On the streets of Beijing, the news was greeted with ride. “Shenzhou” literally means “heavenly ship,” but the characters that make up the name also sound the same as a name for China.

“Fifty years ago Chairman Mao Zedong declared that ‘the Chinese people have stood up,'” Zhao Ren, a 63-year-old retired official, told the Reuters news service. “Now the Chinese people have flown up into space.”

“I don't know much about what spacecraft do, but anything that thrusts us forward to the likes of the United States and Russia in technology is wonderful,” said a taxi driver waiting outside a hotel in the capital.

China has been sending astronaut trainees to Russia for the past four years, and U.S. intelligence officials told MSNBC that the first human flight could come late next year. One official cautioned, however, that any failure along the way “of course could move it back.”

Xinhua said there would be further unmanned tests in advance of human orbital flight — which was in line with experts' expectations.

“They would be very foolish not to run several flight tests before they launch it manned,” said Charles Vick, senior research analyst at the space defense policy office of the Washington-based Federation of American Scientists.

LONG-RANGE PLAN

In the long run, the Chinese space program could have an impact far beyond public relations. The Chinese “have never done anything purely for propaganda's sake,” said Phillip Clark, a British expert on human space programs.

“Their programs have had remote sensing, photo reconnaissance, meteorology, communications and military operations as priorities, not propaganda,” he said.

Research analyst Vick said “the manned space program does represent potentially what looks like the development of a human-based photo reconnaissance program.” Successes in space would also show over the long run that the Chinese “are able to compete (technologically) and be a part of international programs for their own purposes.”

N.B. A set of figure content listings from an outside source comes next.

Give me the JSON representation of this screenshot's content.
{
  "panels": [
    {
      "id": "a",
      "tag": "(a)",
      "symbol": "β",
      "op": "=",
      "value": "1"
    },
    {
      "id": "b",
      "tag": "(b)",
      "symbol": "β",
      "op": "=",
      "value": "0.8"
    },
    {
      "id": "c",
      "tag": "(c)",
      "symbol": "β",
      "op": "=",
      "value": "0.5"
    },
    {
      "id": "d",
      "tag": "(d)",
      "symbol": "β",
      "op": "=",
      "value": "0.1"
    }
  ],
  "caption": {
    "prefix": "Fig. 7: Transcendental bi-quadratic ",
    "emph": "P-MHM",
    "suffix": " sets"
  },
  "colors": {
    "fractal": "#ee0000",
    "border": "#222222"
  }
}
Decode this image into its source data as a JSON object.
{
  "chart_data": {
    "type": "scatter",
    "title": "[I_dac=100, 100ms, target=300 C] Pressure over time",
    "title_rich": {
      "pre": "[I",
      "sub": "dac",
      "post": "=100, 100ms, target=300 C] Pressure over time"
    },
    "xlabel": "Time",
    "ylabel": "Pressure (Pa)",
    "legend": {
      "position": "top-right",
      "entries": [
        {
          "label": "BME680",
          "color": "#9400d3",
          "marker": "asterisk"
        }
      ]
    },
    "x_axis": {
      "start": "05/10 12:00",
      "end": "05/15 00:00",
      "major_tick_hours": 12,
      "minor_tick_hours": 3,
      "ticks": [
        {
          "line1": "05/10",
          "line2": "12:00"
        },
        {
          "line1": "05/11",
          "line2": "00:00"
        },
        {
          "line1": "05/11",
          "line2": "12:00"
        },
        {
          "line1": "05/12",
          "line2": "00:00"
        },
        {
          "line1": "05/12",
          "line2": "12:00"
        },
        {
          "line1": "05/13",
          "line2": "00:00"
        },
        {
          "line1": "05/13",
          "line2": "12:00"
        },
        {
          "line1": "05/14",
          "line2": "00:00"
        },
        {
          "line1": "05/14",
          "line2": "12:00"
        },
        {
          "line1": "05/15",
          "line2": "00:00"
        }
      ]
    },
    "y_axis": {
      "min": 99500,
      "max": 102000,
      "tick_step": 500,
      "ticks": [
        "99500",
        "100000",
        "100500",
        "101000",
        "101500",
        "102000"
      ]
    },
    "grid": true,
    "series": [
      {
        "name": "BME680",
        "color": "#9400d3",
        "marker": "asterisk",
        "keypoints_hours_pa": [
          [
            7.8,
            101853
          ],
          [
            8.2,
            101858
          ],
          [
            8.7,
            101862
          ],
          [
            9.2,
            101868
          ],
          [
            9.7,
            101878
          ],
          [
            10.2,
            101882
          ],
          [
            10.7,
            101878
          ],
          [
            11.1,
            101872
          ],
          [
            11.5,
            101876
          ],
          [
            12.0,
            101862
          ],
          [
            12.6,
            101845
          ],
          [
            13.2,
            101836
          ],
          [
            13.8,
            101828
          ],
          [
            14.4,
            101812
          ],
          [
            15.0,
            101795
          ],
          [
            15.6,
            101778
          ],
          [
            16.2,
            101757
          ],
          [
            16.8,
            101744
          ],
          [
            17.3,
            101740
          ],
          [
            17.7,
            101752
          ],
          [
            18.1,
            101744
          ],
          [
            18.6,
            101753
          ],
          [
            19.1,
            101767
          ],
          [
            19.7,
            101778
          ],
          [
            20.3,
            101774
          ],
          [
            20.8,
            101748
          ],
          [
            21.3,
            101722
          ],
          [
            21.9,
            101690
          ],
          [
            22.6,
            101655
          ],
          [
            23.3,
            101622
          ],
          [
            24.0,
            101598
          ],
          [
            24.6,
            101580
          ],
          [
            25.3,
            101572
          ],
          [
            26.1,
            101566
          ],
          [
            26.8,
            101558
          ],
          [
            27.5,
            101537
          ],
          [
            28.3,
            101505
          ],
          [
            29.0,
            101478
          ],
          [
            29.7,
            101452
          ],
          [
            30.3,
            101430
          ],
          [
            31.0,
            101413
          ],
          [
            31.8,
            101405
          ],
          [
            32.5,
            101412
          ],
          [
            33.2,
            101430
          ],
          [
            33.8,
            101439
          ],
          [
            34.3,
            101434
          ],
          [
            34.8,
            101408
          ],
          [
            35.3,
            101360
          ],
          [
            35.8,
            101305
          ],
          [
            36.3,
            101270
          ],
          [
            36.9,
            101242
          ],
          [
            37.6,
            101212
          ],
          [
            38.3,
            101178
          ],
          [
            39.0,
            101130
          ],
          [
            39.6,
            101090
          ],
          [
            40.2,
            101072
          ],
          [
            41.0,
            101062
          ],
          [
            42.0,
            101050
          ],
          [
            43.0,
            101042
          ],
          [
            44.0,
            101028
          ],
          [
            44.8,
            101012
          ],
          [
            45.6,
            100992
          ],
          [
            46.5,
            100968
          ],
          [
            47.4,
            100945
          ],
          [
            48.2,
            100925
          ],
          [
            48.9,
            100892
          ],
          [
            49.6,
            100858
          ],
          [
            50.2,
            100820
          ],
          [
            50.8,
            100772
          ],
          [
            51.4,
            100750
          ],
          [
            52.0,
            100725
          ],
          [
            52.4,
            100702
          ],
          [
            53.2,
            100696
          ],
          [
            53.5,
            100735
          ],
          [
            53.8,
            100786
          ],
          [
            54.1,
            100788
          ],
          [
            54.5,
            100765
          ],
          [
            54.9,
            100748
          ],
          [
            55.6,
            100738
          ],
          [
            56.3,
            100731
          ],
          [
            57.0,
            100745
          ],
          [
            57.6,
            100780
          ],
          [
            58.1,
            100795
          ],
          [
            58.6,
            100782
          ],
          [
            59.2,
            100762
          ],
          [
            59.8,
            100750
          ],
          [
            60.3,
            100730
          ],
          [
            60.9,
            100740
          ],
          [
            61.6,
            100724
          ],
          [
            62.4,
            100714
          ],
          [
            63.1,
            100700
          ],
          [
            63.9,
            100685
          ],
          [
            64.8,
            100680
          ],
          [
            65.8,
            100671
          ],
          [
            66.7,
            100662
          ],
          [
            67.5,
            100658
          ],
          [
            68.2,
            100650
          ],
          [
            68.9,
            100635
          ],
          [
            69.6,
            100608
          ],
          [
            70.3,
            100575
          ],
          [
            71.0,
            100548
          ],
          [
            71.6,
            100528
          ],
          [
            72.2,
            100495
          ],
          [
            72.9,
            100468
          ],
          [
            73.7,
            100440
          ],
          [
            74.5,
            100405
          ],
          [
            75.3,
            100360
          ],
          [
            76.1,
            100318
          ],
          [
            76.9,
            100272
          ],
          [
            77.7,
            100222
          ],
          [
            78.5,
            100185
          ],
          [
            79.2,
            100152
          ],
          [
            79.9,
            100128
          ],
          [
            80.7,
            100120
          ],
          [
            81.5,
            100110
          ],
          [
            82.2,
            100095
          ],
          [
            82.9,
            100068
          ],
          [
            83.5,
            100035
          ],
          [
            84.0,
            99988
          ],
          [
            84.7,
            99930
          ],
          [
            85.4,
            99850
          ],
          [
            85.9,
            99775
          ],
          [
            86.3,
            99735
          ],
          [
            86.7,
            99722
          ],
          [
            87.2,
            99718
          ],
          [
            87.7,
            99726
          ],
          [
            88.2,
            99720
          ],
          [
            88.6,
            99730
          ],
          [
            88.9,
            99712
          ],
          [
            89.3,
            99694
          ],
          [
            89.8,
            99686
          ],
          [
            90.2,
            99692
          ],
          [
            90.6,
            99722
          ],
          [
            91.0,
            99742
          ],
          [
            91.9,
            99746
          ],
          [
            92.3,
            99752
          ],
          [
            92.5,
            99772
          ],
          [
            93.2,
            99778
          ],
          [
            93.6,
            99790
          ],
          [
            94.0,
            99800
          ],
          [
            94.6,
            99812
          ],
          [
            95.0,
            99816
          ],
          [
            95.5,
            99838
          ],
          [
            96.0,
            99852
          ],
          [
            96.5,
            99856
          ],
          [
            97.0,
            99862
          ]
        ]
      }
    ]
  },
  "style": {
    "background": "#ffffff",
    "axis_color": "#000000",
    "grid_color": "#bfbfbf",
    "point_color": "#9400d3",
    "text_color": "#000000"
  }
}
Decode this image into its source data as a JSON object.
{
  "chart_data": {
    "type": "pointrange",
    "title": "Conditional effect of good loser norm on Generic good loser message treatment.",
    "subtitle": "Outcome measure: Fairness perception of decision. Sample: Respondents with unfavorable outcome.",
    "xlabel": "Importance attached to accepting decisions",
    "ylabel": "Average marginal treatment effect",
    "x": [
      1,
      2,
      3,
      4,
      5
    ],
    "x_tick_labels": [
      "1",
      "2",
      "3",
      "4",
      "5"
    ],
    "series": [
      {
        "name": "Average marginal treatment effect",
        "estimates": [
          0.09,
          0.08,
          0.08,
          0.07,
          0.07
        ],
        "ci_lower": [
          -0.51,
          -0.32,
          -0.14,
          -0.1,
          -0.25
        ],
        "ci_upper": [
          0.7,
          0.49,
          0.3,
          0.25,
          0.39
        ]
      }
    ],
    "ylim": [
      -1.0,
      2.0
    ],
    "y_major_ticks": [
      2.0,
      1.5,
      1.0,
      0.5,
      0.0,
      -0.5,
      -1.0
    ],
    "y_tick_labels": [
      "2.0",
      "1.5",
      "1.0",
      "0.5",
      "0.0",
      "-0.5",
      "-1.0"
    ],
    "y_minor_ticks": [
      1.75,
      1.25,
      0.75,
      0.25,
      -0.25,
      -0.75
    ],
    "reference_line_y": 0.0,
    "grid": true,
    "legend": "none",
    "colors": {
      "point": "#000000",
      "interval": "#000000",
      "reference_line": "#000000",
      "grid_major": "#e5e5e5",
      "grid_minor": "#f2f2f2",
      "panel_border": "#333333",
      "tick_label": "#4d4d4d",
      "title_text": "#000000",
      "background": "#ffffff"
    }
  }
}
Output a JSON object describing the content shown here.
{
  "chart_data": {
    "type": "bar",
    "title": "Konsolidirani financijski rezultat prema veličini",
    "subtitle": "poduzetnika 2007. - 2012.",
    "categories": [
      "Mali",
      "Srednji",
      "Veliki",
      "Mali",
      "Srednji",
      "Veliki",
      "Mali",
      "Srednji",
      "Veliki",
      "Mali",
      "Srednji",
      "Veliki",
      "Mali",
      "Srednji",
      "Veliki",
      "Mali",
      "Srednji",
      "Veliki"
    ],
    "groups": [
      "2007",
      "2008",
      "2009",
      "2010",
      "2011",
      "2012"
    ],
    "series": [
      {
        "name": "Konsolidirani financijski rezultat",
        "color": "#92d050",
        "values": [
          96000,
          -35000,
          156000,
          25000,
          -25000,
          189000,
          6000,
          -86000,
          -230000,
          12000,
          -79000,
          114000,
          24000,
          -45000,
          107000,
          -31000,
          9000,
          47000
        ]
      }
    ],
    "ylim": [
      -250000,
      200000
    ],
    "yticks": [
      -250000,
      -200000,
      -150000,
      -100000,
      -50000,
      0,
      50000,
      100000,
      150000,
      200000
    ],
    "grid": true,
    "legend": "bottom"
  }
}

Such a view was supported by a recent Pentagon report, acknowledging that international prestige was a factor behind China's space program but also noting that “manned space efforts could contribute to improved military space programs in the 2010-2020 time frame.”

Diagrams and artist's conceptions related to Project 921 indicate that the Chinese are considering the full complement of space vehicles — including a space station based on Russian designs.

As early as 2001 or 2002, the nation is likely to put into orbit a small lab that future crews can visit, Clark said. And some predict that the Chinese could try to put a human on the moon by the year 2010.

“Early in the next century, the Chinese expect to have a ‘space plane' and a lunar lander. A trip to Mars is also being considered,” said William C. Triplett, co-author of “Year of the Rat,” a book on Chinese attempts to obtain Western military technology.

“All of that has military significance,” he said.

China's space signals

More signs that Beijing is serious about space:

Chinese-Russian cooperation: The Chinese have bought rocket engines as well as Soyuz space components from Moscow. Two Chinese visitors have gone through astronaut training in Russia. Click here for more on the Chinese-Russian connection
• Satellites: China has conducted 16 successful flights of its recoverable satellite technology, with one failure since the 1970s. Many of the spacecraft have been spy satellites. The latest model weighs nearly 3 tons and can stay in orbit for 15 days.
• Biological research: The Chinese launched dogs and mice on suborbital flights in the mid-1960s. In 1990, it sent up a "biosat" carrying 60 plants and animals - and recovered them safely.